Everything changed after her death—everything—and now I lay awake at night seeing the dead eyes of the woman he shot in the street a few weeks after it happened. I watched my mother die, and then I watched this woman, who didn’t look much older than my own mother, die as well. Her blood ran into the sewer drain, and I watched it mix with the rain until my father pulled me away.

Ever since then, I’ve been afraid to look at a gun, or a knife, or anything that wanders into these walls strapped to my father’s associates. Once Sal realized my fear of guns, he likes to press them to my face to get my attention. And worse, to Rose’s.

I’m about to leave my father’s office and hide out in my room with my demons when I hear a muffled groan from the door adjacent to my father’s office. I wait, frozen, and listen for a few more seconds until it happens again. Definitely a masculine groan. Am I about to walk in on a couple of staff members sleeping together?

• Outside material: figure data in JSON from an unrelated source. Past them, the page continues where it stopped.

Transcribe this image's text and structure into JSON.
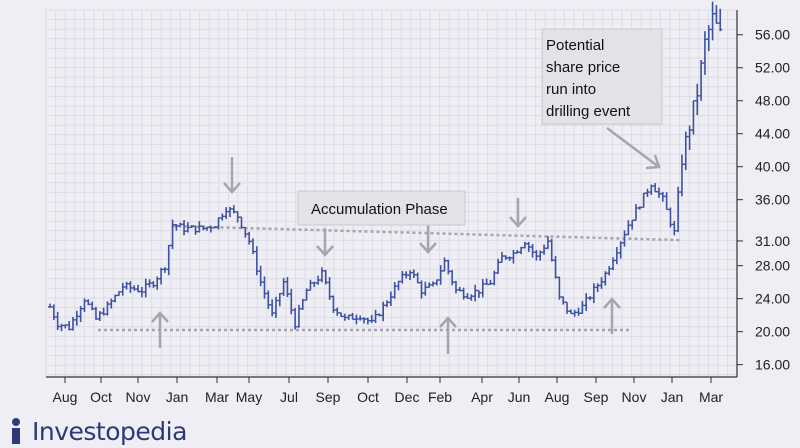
{
  "chart_data": {
    "type": "ohlc",
    "x_labels": [
      "Aug",
      "Oct",
      "Nov",
      "Jan",
      "Mar",
      "May",
      "Jul",
      "Sep",
      "Oct",
      "Dec",
      "Feb",
      "Apr",
      "Jun",
      "Aug",
      "Sep",
      "Nov",
      "Jan",
      "Mar"
    ],
    "y_ticks": [
      16,
      20,
      24,
      28,
      31,
      36,
      40,
      44,
      48,
      52,
      56
    ],
    "y_tick_labels": [
      "16.00",
      "20.00",
      "24.00",
      "28.00",
      "31.00",
      "36.00",
      "40.00",
      "44.00",
      "48.00",
      "52.00",
      "56.00"
    ],
    "ylim": [
      14.5,
      59
    ],
    "grid": true,
    "colors": {
      "bars": "#3d52a0",
      "guide": "#a5a5ae",
      "annotation_bg": "#e3e3e7",
      "arrow": "#a5a5ae"
    },
    "anchors": [
      [
        0,
        23
      ],
      [
        2,
        21
      ],
      [
        5,
        20.5
      ],
      [
        9,
        24
      ],
      [
        12,
        21.5
      ],
      [
        15,
        23
      ],
      [
        19,
        25.5
      ],
      [
        24,
        25
      ],
      [
        27,
        26
      ],
      [
        30,
        28
      ],
      [
        32,
        33
      ],
      [
        35,
        32.5
      ],
      [
        40,
        32.5
      ],
      [
        43,
        33
      ],
      [
        46,
        35
      ],
      [
        49,
        34
      ],
      [
        52,
        31
      ],
      [
        55,
        26
      ],
      [
        58,
        22
      ],
      [
        61,
        26
      ],
      [
        64,
        21
      ],
      [
        67,
        25
      ],
      [
        71,
        27
      ],
      [
        74,
        23
      ],
      [
        77,
        21.5
      ],
      [
        81,
        22
      ],
      [
        84,
        21
      ],
      [
        87,
        23
      ],
      [
        91,
        26
      ],
      [
        94,
        27.5
      ],
      [
        97,
        25
      ],
      [
        100,
        25.5
      ],
      [
        103,
        28.5
      ],
      [
        106,
        25
      ],
      [
        109,
        24.5
      ],
      [
        112,
        25
      ],
      [
        115,
        26
      ],
      [
        118,
        29
      ],
      [
        121,
        29.5
      ],
      [
        124,
        31
      ],
      [
        127,
        29
      ],
      [
        130,
        31
      ],
      [
        133,
        24
      ],
      [
        136,
        22
      ],
      [
        139,
        23
      ],
      [
        142,
        25
      ],
      [
        145,
        27
      ],
      [
        148,
        30
      ],
      [
        151,
        33
      ],
      [
        154,
        35.5
      ],
      [
        157,
        38
      ],
      [
        160,
        36
      ],
      [
        163,
        32
      ],
      [
        165,
        41
      ],
      [
        167,
        45
      ],
      [
        169,
        49
      ],
      [
        171,
        55
      ],
      [
        173,
        58
      ],
      [
        175,
        56
      ]
    ],
    "x_span": 175,
    "annotations": [
      {
        "lines": [
          "Accumulation Phase"
        ]
      },
      {
        "lines": [
          "Potential",
          "share price",
          "run into",
          "drilling event"
        ]
      }
    ],
    "markers": {
      "down_arrows_at": [
        55,
        84,
        112,
        139
      ],
      "up_arrows_at": [
        35,
        112,
        157
      ]
    },
    "resistance_line": {
      "y_start": 32.8,
      "y_end": 31.1
    },
    "support_line": {
      "y": 20.2
    }
  },
  "brand": {
    "name": "Investopedia"
  }
}
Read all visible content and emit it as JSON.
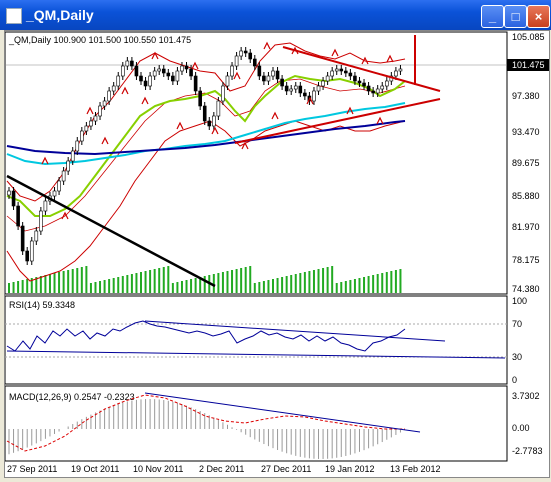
{
  "window": {
    "title": "_QM,Daily",
    "minimize": "_",
    "maximize": "□",
    "close": "×"
  },
  "main_panel": {
    "info": "_QM,Daily  100.900 101.500 100.550 101.475",
    "current_price": "101.475",
    "y_ticks": [
      "105.085",
      "101.475",
      "97.380",
      "93.470",
      "89.675",
      "85.880",
      "81.970",
      "78.175",
      "74.380"
    ]
  },
  "rsi_panel": {
    "label": "RSI(14) 59.3348",
    "y_ticks": [
      "100",
      "70",
      "30",
      "0"
    ]
  },
  "macd_panel": {
    "label": "MACD(12,26,9) 0.2547 -0.2323",
    "y_ticks": [
      "3.7302",
      "0.00",
      "-2.7783"
    ]
  },
  "x_axis": {
    "dates": [
      "27 Sep 2011",
      "19 Oct 2011",
      "10 Nov 2011",
      "2 Dec 2011",
      "27 Dec 2011",
      "19 Jan 2012",
      "13 Feb 2012"
    ]
  },
  "colors": {
    "candles": "#000000",
    "bollinger": "#cc0000",
    "ma_fast": "#88d000",
    "ma_mid": "#00c8e0",
    "ma_slow": "#000099",
    "trendline": "#cc0000",
    "volume": "#22aa22",
    "rsi_line": "#000099",
    "macd_hist": "#999999",
    "macd_signal": "#dd0000"
  }
}
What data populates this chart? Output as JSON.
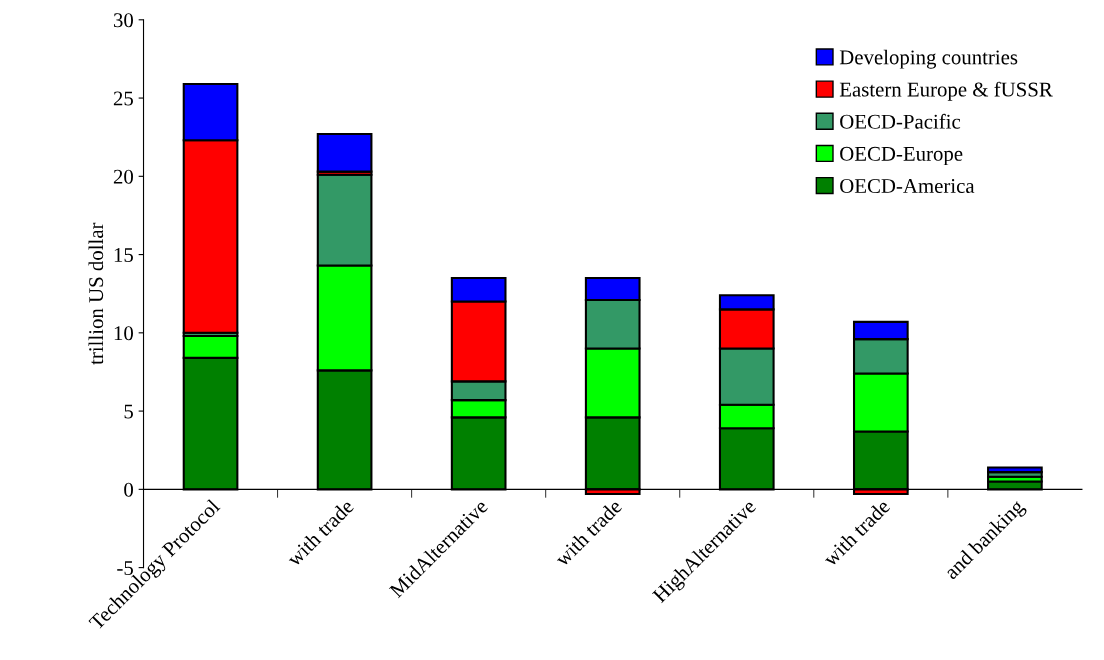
{
  "chart_data": {
    "type": "bar",
    "stacked": true,
    "ylabel": "trillion US dollar",
    "categories": [
      "Technology Protocol",
      "with trade",
      "MidAlternative",
      "with trade",
      "HighAlternative",
      "with trade",
      "and banking"
    ],
    "series": [
      {
        "name": "OECD-America",
        "color": "#008000",
        "values": [
          8.4,
          7.6,
          4.6,
          4.6,
          3.9,
          3.7,
          0.5
        ]
      },
      {
        "name": "OECD-Europe",
        "color": "#00ff00",
        "values": [
          1.4,
          6.7,
          1.1,
          4.4,
          1.5,
          3.7,
          0.3
        ]
      },
      {
        "name": "OECD-Pacific",
        "color": "#339966",
        "values": [
          0.2,
          5.8,
          1.2,
          3.1,
          3.6,
          2.2,
          0.3
        ]
      },
      {
        "name": "Eastern Europe & fUSSR",
        "color": "#ff0000",
        "values": [
          12.3,
          0.2,
          5.1,
          -0.3,
          2.5,
          -0.3,
          null
        ]
      },
      {
        "name": "Developing countries",
        "color": "#0000ff",
        "values": [
          3.6,
          2.4,
          1.5,
          1.4,
          0.9,
          1.1,
          0.3
        ]
      }
    ],
    "ylim": [
      -5,
      30
    ],
    "yticks": [
      -5,
      0,
      5,
      10,
      15,
      20,
      25,
      30
    ],
    "legend": "top right"
  }
}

Well, better me than the cook, or they will both be fired. I bolster myself to break things up so they can get back to work and don’t get into trouble. Then I shove the door open and blink to try to understand what I’m seeing.

It’s not servants.

It’s Sal.

And Rose.

She’s pressed over the edge of the desk Sal uses when he works with my father. Her skirt is bunched around her hips, and Sal is pumping into her from behind.

I’m not jealous. Please, who the hell would be jealous of someone taking him away from me. But it’s not him I’m watching. It’s her. And the dead-eyed look she’s wearing like the woman in the alley. Like my mother. Except she’s breathing, moving even. Struggling. She’s struggling.

Everything snaps into focus as clear as day, and I start moving before I can think. My fist connects solidly with Sal’s cheek, and he rears back as pain surges up my arm. But it throws him off enough that he releases Rose, and she can maneuver around the desk to stand behind me. She’s a foot taller, but I don’t care. Right now, I’d rip him apart with my teeth if I have to in order to protect her.

“What the hell do you think you’re doing?” I demand. “You can’t fuck me, so you rape my cousin?”

He glares tucking himself back into his pants before taking a menacing step forward. “She wanted it. And your father gave us permission, so go ahead and tell him you caught us together. He won’t give a shit.”